# 11" rears



## Neb (Jan 25, 2005)

Anyone have pics of this? Or know the ideal offset to run 11's?


----------



## Mattionals (Mar 9, 2005)

Never seen 11" rears, not even on a MkIV. What have you found?


----------



## jawnsense (Apr 4, 2010)

11's on a tt. yeah. i need pics of that. :thumbup:


----------



## TTC2k5 (May 23, 2008)

11s..that's be a lot of ass. Post pic if you find one.


----------



## Neb (Jan 25, 2005)

PDubbs20AE said:


> Never seen 11" rears, not even on a MkIV. What have you found?


I've found something nice  fingers crossed...


----------



## SoloGLI (Jan 20, 2005)

Never seen 11's on a TT, but calculating it based on my wheels which are 8.5et8 in the rear (and its pretty damn flush) it looks like you would need et40 in the rear to make it sit flush.

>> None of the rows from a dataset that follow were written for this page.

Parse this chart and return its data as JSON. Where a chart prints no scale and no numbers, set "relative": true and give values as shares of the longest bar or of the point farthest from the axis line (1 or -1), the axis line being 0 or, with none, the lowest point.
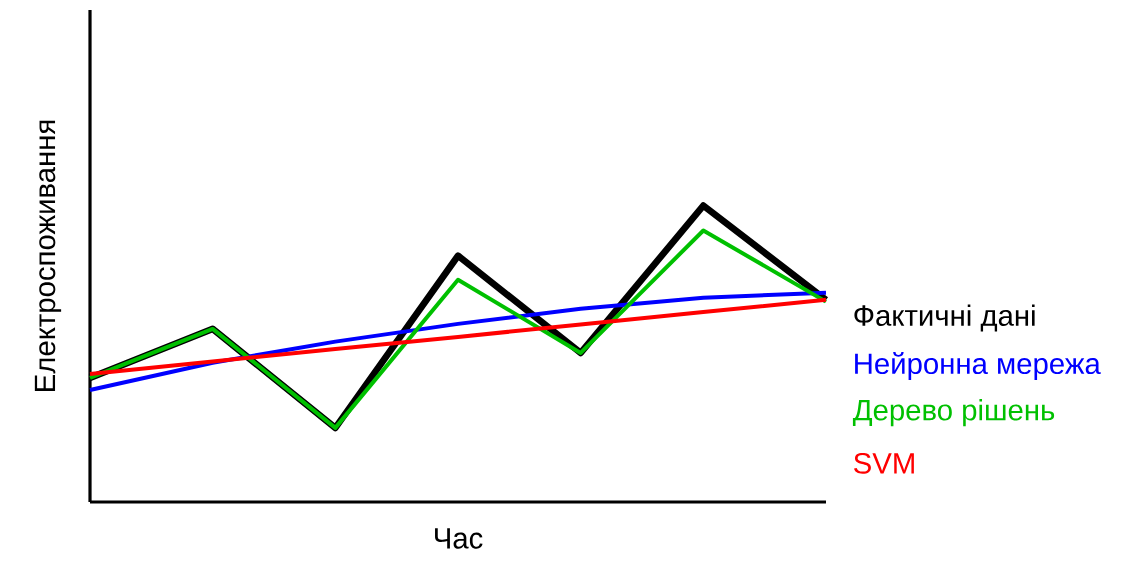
{
  "chart_data": {
    "type": "line",
    "relative": true,
    "xlabel": "Час",
    "ylabel": "Електроспоживання",
    "categories": [
      null,
      null,
      null,
      null,
      null,
      null,
      null
    ],
    "legend": "right",
    "series": [
      {
        "name": "Фактичні дані",
        "color": "#000000",
        "values": [
          0.419,
          0.584,
          0.25,
          0.831,
          0.503,
          1,
          0.682
        ]
      },
      {
        "name": "Нейронна мережа",
        "color": "#0000ff",
        "values": [
          0.378,
          0.47,
          0.541,
          0.601,
          0.652,
          0.689,
          0.706
        ]
      },
      {
        "name": "Дерево рішень",
        "color": "#00c000",
        "values": [
          0.419,
          0.584,
          0.25,
          0.75,
          0.503,
          0.916,
          0.676
        ]
      },
      {
        "name": "SVM",
        "color": "#ff0000",
        "values": [
          0.432,
          0.474,
          0.516,
          0.557,
          0.599,
          0.641,
          0.682
        ]
      }
    ]
  }
}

You could push it out to something between et32 and et35 if you wanted to get a little bit aggressive with the poke, but you are gonna have a hell of a time making 11's fit well. My biggest concern would be the inner clearance. What are the specs of the wheels you're looking at?


----------



## Morio (Feb 16, 1999)

man..... I have 10's in the rear and with an offset of 20 and (65mm et wheels with 45mm adapters) good luck!


----------



## Murderface (Nov 13, 2006)

PDubbs20AE said:


> Never seen 11" rears, not even on a MkIV. What have you found?


TTurbonegro has (or had) a set of 11" wide Porsche twists.


----------



## Neb (Jan 25, 2005)

that's what I thought, couldn't remember his screen name though. Maybe he'll chime in with how much inner clearance he has/had.


----------



## Neb (Jan 25, 2005)

found some of his car..


----------



## Mattionals (Mar 9, 2005)

Little bit too much poke for me. I'd say 10 max, to have them sit in there cleanly.


----------



## Neb (Jan 25, 2005)

I think with a skinnier tire and if hte wheels would sit in it might work.


----------



## TTC2k5 (May 23, 2008)

PDubbs20AE said:


> Little bit too much poke for me. I'd say 10 max, to have them sit in there cleanly.

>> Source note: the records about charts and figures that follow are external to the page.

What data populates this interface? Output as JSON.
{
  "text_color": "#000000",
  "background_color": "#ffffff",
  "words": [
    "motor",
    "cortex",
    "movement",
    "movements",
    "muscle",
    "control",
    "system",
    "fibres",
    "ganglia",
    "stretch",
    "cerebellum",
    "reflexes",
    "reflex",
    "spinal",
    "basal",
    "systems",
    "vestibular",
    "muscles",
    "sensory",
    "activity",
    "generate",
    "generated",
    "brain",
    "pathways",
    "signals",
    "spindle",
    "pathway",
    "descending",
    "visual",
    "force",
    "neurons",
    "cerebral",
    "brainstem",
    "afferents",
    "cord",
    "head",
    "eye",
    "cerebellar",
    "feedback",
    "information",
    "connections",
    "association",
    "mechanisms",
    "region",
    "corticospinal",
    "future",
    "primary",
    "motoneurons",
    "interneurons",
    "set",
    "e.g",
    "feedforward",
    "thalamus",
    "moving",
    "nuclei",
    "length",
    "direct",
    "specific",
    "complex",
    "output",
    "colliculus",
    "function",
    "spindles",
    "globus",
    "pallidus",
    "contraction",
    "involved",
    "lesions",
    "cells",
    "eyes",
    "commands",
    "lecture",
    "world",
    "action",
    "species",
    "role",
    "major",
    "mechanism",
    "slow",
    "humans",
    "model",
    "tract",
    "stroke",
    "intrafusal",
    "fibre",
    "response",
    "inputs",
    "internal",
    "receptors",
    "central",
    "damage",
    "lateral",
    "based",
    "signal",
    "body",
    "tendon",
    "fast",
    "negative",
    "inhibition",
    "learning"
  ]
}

I agree. too much poke and the streatched look just makes me gag...but that's just me. 10s max would be nice.


----------



## jetta2.8 (May 18, 2009)

Yeah those 11's look good but have too much stretch. I agree with the others. It would lol better if the rear would go down more, but you would need bags for that


----------



## Neb (Jan 25, 2005)

I don't think it's too much stretch, I just think that tire stretches really weird. it's like it bubbles out instead of concaves in


----------



## M-Power M3 (Oct 15, 2007)

Neb said:


> I don't think it's too much stretch, I just think that tire stretches really weird. it's like it bubbles out instead of concaves in


Yeah that tire looks like an intertube you ride down the river...


----------



## TTurboNegro (Mar 9, 2007)

Those pics are olddddd.....those pirellis didn't stretch very well...running 255/35 falken 452s now with mutch more of a stretch.. a little lower in rear and about inch lower in front...25mm adapters all around and NO rubbing issues at all
8.5 front, 11 rears


----------



## Neb (Jan 25, 2005)

any new pics at all?


----------



## TTurboNegro (Mar 9, 2007)

Yea jus got a look..forget offsets..I'll look at wheels later...oem wheels have offsets stamped on outside of wheel jus so u know too


----------



## TTurboNegro (Mar 9, 2007)




----------



## Neb (Jan 25, 2005)

are you running any camber in the rear? Fitment looks great


----------



## jawnsense (Apr 4, 2010)

that 6x6 thing is sick as hell


----------



## TTurboNegro (Mar 9, 2007)

No camber kit on currently..

Yes the max2 is a lil monster


----------



## ArTTemis (Oct 6, 2009)

Looks SICK!!!! 


(what happen to the oil pan did someone run over a curb?)


----------



## TTurboNegro (Mar 9, 2007)

Ha, something like that...car has been apart in this "storage" facility for awhile now, just starting to get it back together..


----------